Гоготнув, низким голосом:
— У нас стоимость поднимается намного медленней. Чем у них — опускается…
Пример косноязычия (без политики)
Человек, член Союза писателей, позиционирующий себя эссеистом, пишет: «на Донбассе» и одновременно «в Украине». Яркий образчик того, как сумбур и каша в мыслях срывает крышу в ущерб элементарной грамотности.
Подражая Уфлянду
В кружку упала мушка.Вопрос: пить, али таки — не пить?Не шути так, жись-подружка!Русского мушкой…Русского мушкой… (с усилением)Русского мушкой — не удивить.
*
Сколько лет прошло — 20, 30?Жили-жили, и вот те на!Оказалось, блин, ты — истеричка,Да такая, что просто беда.
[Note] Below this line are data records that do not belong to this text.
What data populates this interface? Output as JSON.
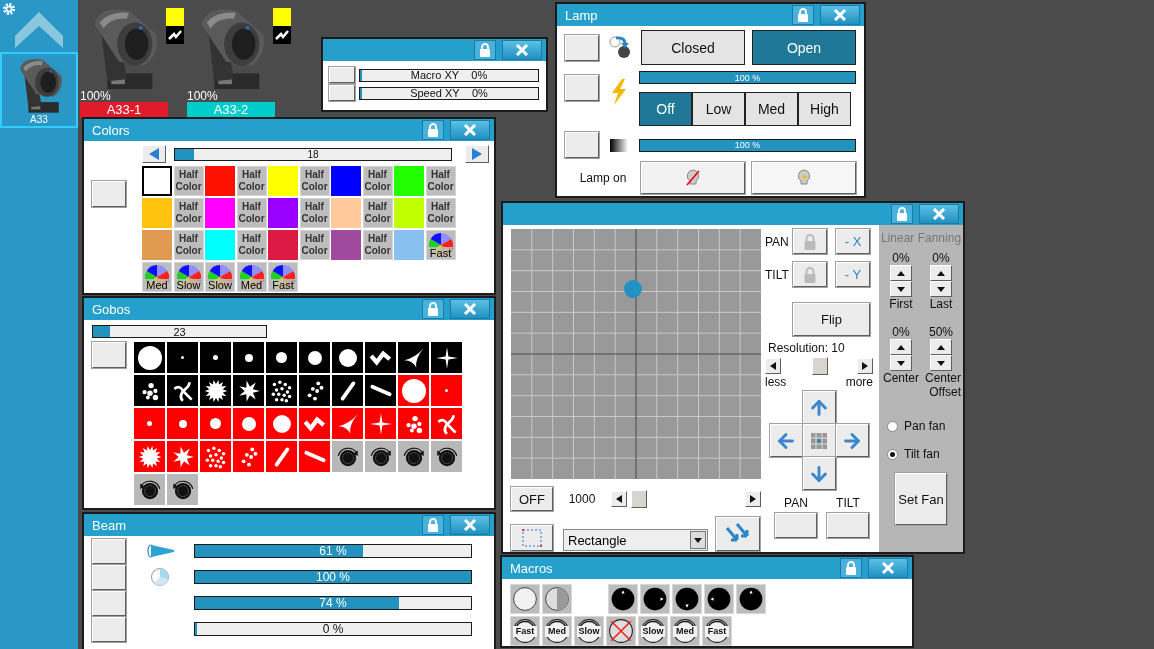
{
  "sidebar": {
    "items": [
      {
        "label": "A33",
        "selected": true
      }
    ]
  },
  "fixtures": [
    {
      "reading": "100%",
      "label": "A33-1",
      "color": "#e21b2a"
    },
    {
      "reading": "100%",
      "label": "A33-2",
      "color": "#00cccc"
    }
  ],
  "xy_window": {
    "rows": [
      {
        "label": "Macro XY",
        "reading": "0%",
        "level": 0
      },
      {
        "label": "Speed XY",
        "reading": "0%",
        "level": 0
      }
    ]
  },
  "lamp": {
    "title": "Lamp",
    "shutter": [
      {
        "label": "Closed",
        "selected": false
      },
      {
        "label": "Open",
        "selected": true
      }
    ],
    "power": {
      "reading": "100 %",
      "level": 1
    },
    "modes": [
      {
        "label": "Off",
        "selected": true
      },
      {
        "label": "Low",
        "selected": false
      },
      {
        "label": "Med",
        "selected": false
      },
      {
        "label": "High",
        "selected": false
      }
    ],
    "dimmer": {
      "reading": "100 %",
      "level": 1
    },
    "lamp_label": "Lamp on"
  },
  "colors": {
    "title": "Colors",
    "slider": {
      "reading": "18",
      "level": 0.07
    },
    "swatches": [
      {
        "kind": "color",
        "color": "#ffffff",
        "selected": true
      },
      {
        "kind": "half",
        "label": "Half Color",
        "selected": false
      },
      {
        "kind": "color",
        "color": "#ff1100",
        "selected": false
      },
      {
        "kind": "half",
        "label": "Half Color",
        "selected": false
      },
      {
        "kind": "color",
        "color": "#ffff00",
        "selected": false
      },
      {
        "kind": "half",
        "label": "Half Color",
        "selected": false
      },
      {
        "kind": "color",
        "color": "#0000ff",
        "selected": false
      },
      {
        "kind": "half",
        "label": "Half Color",
        "selected": false
      },
      {
        "kind": "color",
        "color": "#22ff00",
        "selected": false
      },
      {
        "kind": "half",
        "label": "Half Color",
        "selected": false
      },
      {
        "kind": "color",
        "color": "#ffc30f",
        "selected": false
      },
      {
        "kind": "half",
        "label": "Half Color",
        "selected": false
      },
      {
        "kind": "color",
        "color": "#ff00ff",
        "selected": false
      },
      {
        "kind": "half",
        "label": "Half Color",
        "selected": false
      },
      {
        "kind": "color",
        "color": "#9900ff",
        "selected": false
      },
      {
        "kind": "half",
        "label": "Half Color",
        "selected": false
      },
      {
        "kind": "color",
        "color": "#ffc99c",
        "selected": false
      },
      {
        "kind": "half",
        "label": "Half Color",
        "selected": false
      },
      {
        "kind": "color",
        "color": "#c0ff00",
        "selected": false
      },
      {
        "kind": "half",
        "label": "Half Color",
        "selected": false
      },
      {
        "kind": "color",
        "color": "#e09a52",
        "selected": false
      },
      {
        "kind": "half",
        "label": "Half Color",
        "selected": false
      },
      {
        "kind": "color",
        "color": "#00ffff",
        "selected": false
      },
      {
        "kind": "half",
        "label": "Half Color",
        "selected": false
      },
      {
        "kind": "color",
        "color": "#dc1a44",
        "selected": false
      },
      {
        "kind": "half",
        "label": "Half Color",
        "selected": false
      },
      {
        "kind": "color",
        "color": "#a04a9e",
        "selected": false
      },
      {
        "kind": "half",
        "label": "Half Color",
        "selected": false
      },
      {
        "kind": "color",
        "color": "#88c0f0",
        "selected": false
      },
      {
        "kind": "wheel",
        "label": "Fast",
        "selected": false
      },
      {
        "kind": "wheel",
        "label": "Med",
        "selected": false
      },
      {
        "kind": "wheel",
        "label": "Slow",
        "selected": false
      },
      {
        "kind": "wheel",
        "label": "Slow",
        "selected": false
      },
      {
        "kind": "wheel",
        "label": "Med",
        "selected": false
      },
      {
        "kind": "wheel",
        "label": "Fast",
        "selected": false
      }
    ]
  },
  "gobos": {
    "title": "Gobos",
    "slider": {
      "reading": "23",
      "level": 0.1
    },
    "items": [
      {
        "kind": "disc-full",
        "color": "#000000"
      },
      {
        "kind": "disc-xs",
        "color": "#000000"
      },
      {
        "kind": "disc-s",
        "color": "#000000"
      },
      {
        "kind": "disc-m",
        "color": "#000000"
      },
      {
        "kind": "disc-l",
        "color": "#000000"
      },
      {
        "kind": "disc-xl",
        "color": "#000000"
      },
      {
        "kind": "disc-xxl",
        "color": "#000000"
      },
      {
        "kind": "bars",
        "color": "#000000"
      },
      {
        "kind": "tri",
        "color": "#000000"
      },
      {
        "kind": "star",
        "color": "#000000"
      },
      {
        "kind": "dots",
        "color": "#000000"
      },
      {
        "kind": "swirl",
        "color": "#000000"
      },
      {
        "kind": "burst",
        "color": "#000000"
      },
      {
        "kind": "splat",
        "color": "#000000"
      },
      {
        "kind": "scatter",
        "color": "#000000"
      },
      {
        "kind": "fewdots",
        "color": "#000000"
      },
      {
        "kind": "line",
        "color": "#000000"
      },
      {
        "kind": "line2",
        "color": "#000000"
      },
      {
        "kind": "disc-full",
        "color": "#ff0000"
      },
      {
        "kind": "disc-xs",
        "color": "#ff0000"
      },
      {
        "kind": "disc-s",
        "color": "#ff0000"
      },
      {
        "kind": "disc-m",
        "color": "#ff0000"
      },
      {
        "kind": "disc-l",
        "color": "#ff0000"
      },
      {
        "kind": "disc-xl",
        "color": "#ff0000"
      },
      {
        "kind": "disc-xxl",
        "color": "#ff0000"
      },
      {
        "kind": "bars",
        "color": "#ff0000"
      },
      {
        "kind": "tri",
        "color": "#ff0000"
      },
      {
        "kind": "star",
        "color": "#ff0000"
      },
      {
        "kind": "dots",
        "color": "#ff0000"
      },
      {
        "kind": "swirl",
        "color": "#ff0000"
      },
      {
        "kind": "burst",
        "color": "#ff0000"
      },
      {
        "kind": "splat",
        "color": "#ff0000"
      },
      {
        "kind": "scatter",
        "color": "#ff0000"
      },
      {
        "kind": "fewdots",
        "color": "#ff0000"
      },
      {
        "kind": "line",
        "color": "#ff0000"
      },
      {
        "kind": "line2",
        "color": "#ff0000"
      },
      {
        "kind": "spin-cw",
        "color": "#b8b8b8"
      },
      {
        "kind": "spin-cw",
        "color": "#b8b8b8"
      },
      {
        "kind": "spin-cw",
        "color": "#b8b8b8"
      },
      {
        "kind": "spin-ccw",
        "color": "#b8b8b8"
      },
      {
        "kind": "spin-ccw",
        "color": "#b8b8b8"
      },
      {
        "kind": "spin-ccw",
        "color": "#b8b8b8"
      }
    ]
  },
  "beam": {
    "title": "Beam",
    "rows": [
      {
        "kind": "zoom",
        "reading": "61 %",
        "level": 0.61
      },
      {
        "kind": "iris",
        "reading": "100 %",
        "level": 1
      },
      {
        "kind": "plain",
        "reading": "74 %",
        "level": 0.74
      },
      {
        "kind": "plain",
        "reading": "0 %",
        "level": 0
      }
    ]
  },
  "position": {
    "axes": [
      {
        "label": "PAN",
        "invert": "- X"
      },
      {
        "label": "TILT",
        "invert": "- Y"
      }
    ],
    "flip": "Flip",
    "resolution": {
      "label": "Resolution: 10",
      "min_label": "less",
      "max_label": "more"
    },
    "off": "OFF",
    "speed": {
      "reading": "1000",
      "level": 0
    },
    "shape": "Rectangle",
    "outputs": [
      {
        "label": "PAN"
      },
      {
        "label": "TILT"
      }
    ],
    "fanning": {
      "title": "Linear Fanning",
      "spinners": [
        {
          "reading": "0%",
          "label": "First"
        },
        {
          "reading": "0%",
          "label": "Last"
        },
        {
          "reading": "0%",
          "label": "Center"
        },
        {
          "reading": "50%",
          "label": "Center Offset"
        }
      ],
      "modes": [
        {
          "label": "Pan fan",
          "selected": false
        },
        {
          "label": "Tilt fan",
          "selected": true
        }
      ],
      "button": "Set Fan"
    }
  },
  "macros": {
    "title": "Macros",
    "rows": [
      [
        {
          "kind": "open"
        },
        {
          "kind": "half"
        },
        {
          "kind": "dial-n"
        },
        {
          "kind": "dial-e"
        },
        {
          "kind": "dial-s"
        },
        {
          "kind": "dial-w"
        },
        {
          "kind": "dial-n"
        }
      ],
      [
        {
          "kind": "speed",
          "label": "Fast"
        },
        {
          "kind": "speed",
          "label": "Med"
        },
        {
          "kind": "speed",
          "label": "Slow"
        },
        {
          "kind": "stop"
        },
        {
          "kind": "speed",
          "label": "Slow"
        },
        {
          "kind": "speed",
          "label": "Med"
        },
        {
          "kind": "speed",
          "label": "Fast"
        }
      ]
    ]
  }
}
Пара-тройка анекдотов напоследок
— Доброе утро! Перепишите на меня свою квартиру.
— Что вы себе позволяете?!
— Ой, простите ради Господа бога. Да снизойдёт благодать Святаго Духа! Не с того начал. ...Светлая, светлая душа. Верите ли Вы во Всевышнее начало начал…
— Коля. Почему тебе никогда ничего не нравится: жизнь, солнце, море, птицы, пляж. Ну посмотри — красотища!
— С чего ты взяла, что мне не нравится всё это дерьмо?
— Ну послушай, Ксюш. Меня мучает вопрос: почему все вопросы, которые меня мучают, такие рекурсивные?
— Вот что, подружка. Тебе наверняка нужен человек, который будет игнорировать тебя такой, какая ты есть.
— …Да. Знаешь. Я долго думала, прежде чем пришла к заключению, что мне нужно перестать долго думать.
— Молодчина! И вообще — бог любит трилогии.
— Да, все мы любим обобщать.
— Заруби себе сразу и на носу.
— Ты слишком пошла.
— Куда.
СССР. 1960-е.
Москва. Зима. Снег. Мальчик играет в футбол. Удар — звон разбитого стекла!
Выбегает дворник: суровый мужик с лохматой метлой. И гонится за пареньком. Тот, что есть мочи, утекает от него.
И шепчет, улепётывая:
«Ради чего? Весь этот имидж уличного хулигана. Проклятый футбол. Все эти друзья. Зачем?! Ведь сделал же уроки, давно. Отчего не сижу дома на диване и не читаю книжку моего доброго любимого Хемингуэя?»
Гавана. Эрнест Хемингуэй дремлет в своём кабинете на загородной вилле. Дописав очередной роман.
Чешет бороду:
«Зачем, зачем всё? Как же надоело. Советская Куба. Пляжи, бананы, сахарный тростник. Эта жара, чёртовы кубинцы! Че Гевара… Почему я не в Париже? Почему не пребываю с лучшим другом Андре Моруа в обществе двух прелестных куртизанок. Попивая утренний аперитив и беседуя о смысле жизни?»
Паpиж. Андpе Моpуа в шикарной шёлковой спальне. Поглаживая по бедру прелестницу. Небыстро глотая вискарь.
Стуча льдом по дну бокала:
«Как же обрыднул этот факинг (по-французки) Паpиж. Грубые неумелые и неуёмные французы. Тупые куртизанки. Эйфелева башня, с которой тебе плюют на лысу голову! Почему я не в Москве, где холод и снег, и Новый год?.. Почему не сижу с дорогим моему сердцу Андреем Платоновым за рюмкой ледяной «столичной». И не разговариваю с ним о проблемах всемирной истории, философии и литературы?»
Москва. Жуткий холод. Снег. Андрей Платонов в ушанке, валенках. С лохматой метлой. Гонится за мальчонкой-футболистом и думает: «Ну, гадёныш. Догоню, сука, — убью!»
Современная литература, как ни странно, — наименее опасный вид социального протеста. Хотя и это уже слышится с оглядкой. И это, собственно говоря, уже не анекдот.